Our Souls At Night [Sentinal/Willow Ann]
Feb 4, 2019 14:14:17 GMT -5
Post by Deleted on Feb 4, 2019 14:14:17 GMT -5
Willow Ann Lexington
She was up before first light. First, she checks the hens to count the eggs. They chirp and hum as the red-head sticks hands underneath their feathered stomachs to retrieve each white shelled prize. She pats Sophie and Agnes for their health; she whistles to Dorothy and Deborah to not shove one another; she coos at Lily that tomorrow will be a better day. You’re more than just this, She whispers across the darkness of the henhouse, her hand gentle against the bird’s soft neck. Joshua would have rolled his eyes (they’re just a bunch of dumb birds!), but Willow Ann has never treated her brood as just animals.
When she was a girl, she remembers how she and Nonnie would have names for each and every animal that came across the farm. Why should they have not treated them as family, for all that they were willing to sacrifice? It wasn’t right to ask so much of a cow, or chicken – any of the packs of sheep – for what was theirs, to become hers. She couldn’t rightly prove whether or not her gentle touch gave better quality products, or even if they’d suffered less through droughts or harsh winters. Somehow, though, she’d kept the farm afloat herself. Without the aid of her parents, or after Jack had gone off on a cattle drive and not come back. She was as much ivory as she was steel: a woman that held roost in her home, and suffered little from fools.

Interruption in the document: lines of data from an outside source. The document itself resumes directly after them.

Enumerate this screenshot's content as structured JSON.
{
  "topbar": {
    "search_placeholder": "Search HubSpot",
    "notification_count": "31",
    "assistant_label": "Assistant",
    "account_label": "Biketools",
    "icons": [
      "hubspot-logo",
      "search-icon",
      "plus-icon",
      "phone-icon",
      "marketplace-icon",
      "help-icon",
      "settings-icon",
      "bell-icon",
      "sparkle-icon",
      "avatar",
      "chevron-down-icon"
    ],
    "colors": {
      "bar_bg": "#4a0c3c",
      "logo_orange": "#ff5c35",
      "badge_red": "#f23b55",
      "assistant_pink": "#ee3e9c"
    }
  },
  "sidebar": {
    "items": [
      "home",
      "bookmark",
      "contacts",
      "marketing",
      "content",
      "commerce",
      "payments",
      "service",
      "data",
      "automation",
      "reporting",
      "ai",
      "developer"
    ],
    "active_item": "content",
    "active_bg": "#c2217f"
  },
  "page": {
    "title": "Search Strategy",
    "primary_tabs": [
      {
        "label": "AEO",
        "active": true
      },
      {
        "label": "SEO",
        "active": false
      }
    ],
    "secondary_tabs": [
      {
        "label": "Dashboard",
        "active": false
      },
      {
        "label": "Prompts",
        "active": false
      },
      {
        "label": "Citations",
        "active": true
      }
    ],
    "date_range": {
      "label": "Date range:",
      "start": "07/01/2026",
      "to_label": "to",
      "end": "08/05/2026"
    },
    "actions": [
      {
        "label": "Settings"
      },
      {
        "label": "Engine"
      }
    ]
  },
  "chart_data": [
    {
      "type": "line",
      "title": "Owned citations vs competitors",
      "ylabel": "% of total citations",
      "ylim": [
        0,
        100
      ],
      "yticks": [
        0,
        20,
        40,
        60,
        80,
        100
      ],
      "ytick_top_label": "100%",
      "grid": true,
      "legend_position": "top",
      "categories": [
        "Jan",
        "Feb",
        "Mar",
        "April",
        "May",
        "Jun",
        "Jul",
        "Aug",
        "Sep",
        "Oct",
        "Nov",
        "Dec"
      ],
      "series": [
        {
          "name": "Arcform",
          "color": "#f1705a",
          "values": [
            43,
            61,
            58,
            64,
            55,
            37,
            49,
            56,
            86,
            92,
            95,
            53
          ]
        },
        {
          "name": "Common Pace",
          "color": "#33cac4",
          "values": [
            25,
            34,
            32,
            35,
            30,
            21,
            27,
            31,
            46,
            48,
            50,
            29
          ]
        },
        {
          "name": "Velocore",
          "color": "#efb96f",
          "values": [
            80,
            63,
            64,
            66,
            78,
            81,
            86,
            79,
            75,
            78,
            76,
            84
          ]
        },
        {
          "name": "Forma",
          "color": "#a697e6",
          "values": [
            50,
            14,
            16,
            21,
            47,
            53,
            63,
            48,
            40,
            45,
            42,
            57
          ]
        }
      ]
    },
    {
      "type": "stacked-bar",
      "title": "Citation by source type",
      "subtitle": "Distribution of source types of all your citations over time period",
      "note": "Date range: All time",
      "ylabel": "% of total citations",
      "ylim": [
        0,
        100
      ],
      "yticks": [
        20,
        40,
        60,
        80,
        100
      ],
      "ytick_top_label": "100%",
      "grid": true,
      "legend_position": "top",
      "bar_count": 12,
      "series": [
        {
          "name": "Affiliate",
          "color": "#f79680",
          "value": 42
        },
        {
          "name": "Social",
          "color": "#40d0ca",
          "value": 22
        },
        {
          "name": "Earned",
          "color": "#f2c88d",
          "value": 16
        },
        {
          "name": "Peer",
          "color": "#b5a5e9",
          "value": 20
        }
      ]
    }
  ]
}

Briar and Joshua had come to live with her and her son Nat just on ten years ago. The twins had been a cause célèbre: their mother, Noreen (Nonnie, as Willow had known her) died in the sixty-first games, just after they’d been born. Some twenty games gone, the fascination had died a quiet death among the dirt and weeds. Now Briar sewed hats and cobbled boots, and hitched up with a set of women that wanted to live on the edge of the district. Joshua had stayed to mind Willow Ann (or so he liked to say), now out of the reaping, and rudderless. This was the drought of youth – when there should have been a world for him to trace, to step through. Not one that kept him locked in place.
Willow Ann had arranged for Joshua to spend his days elsewhere. Your face can’t just stay looking so long at me, She’d said, to which he gave a usual shrug. There was a man in need of some help just up the way, one who’s reputation as a firm hand seemed a good match for a quiet boy like Joshua. And so she’d pushed and pulled and gotten her way, Joshua disappearing after a cup of coffee to tend to the Stratford farms. She didn’t seem him until after sundown, for a bit of dinner and tea, before he’d able to his room and toss down atop his box spring.
When six months had come and gone, Willow got it into her head that she had to thank Mr. Stratford somehow – and to let him know all the good that he was doing for Joshua. The boy had let her know he enjoyed spending time with the animals, and mentioned the way some of them showed a bit of personality he’d never thought they could have. She’d stood, stirring a stew and eye brows raised, not wanting to say a word that would send Joshua into a fit of eye rolls or huffs (though she would whisper to herself, in a voice low enough, I told you so). So she’d put pen to paper, sitting at her little wood desk in candle light, a note:
My Dearest Sentinel,
What wonders you have done for our dearest Joshua. Supposing that you would so kindly oblige, I would request your presence on the week after next for a dinner. Let me celebrate all your good work with my Nephew, so that I can repay you the only way we can? I promise good company, and good food, if you should so delight us.
In Kindest Regards,
Willow Ann Lexington
Joshua had brought back a one word answer not long thereafter, Okay.
And so she settled on cooking up a set of potatoes and garlic, with a pat of butter and mix of milk, creamy and whipped, and good for the best company. A set of string beans, cauliflower, and broccoli, steamed with salt and pepper. Her gram’s biscuit recipe. Her pop’s best whiskey in tumbler glasses. A brisket slaved over in the oven, tenderized and loved into perfection. All ready to be served on the good china (there was no bad china – they simply never had reason for use of it).
The clock in the foyer struck seven and Willow Ann was just finishing up in the washroom. She’d sprayed some perfume and brushed out her hair; a dab of rouge and some lipstick came next. She was not one for finery, but tonight seemed as good an occasion as any to be formal. When the knock came at the door she was all smiles, and came to face the man that’d so warmed Joshua’s spirit.
“Evening, Mr. Stratford. So kind of you to make your way here. I trust you’re well?”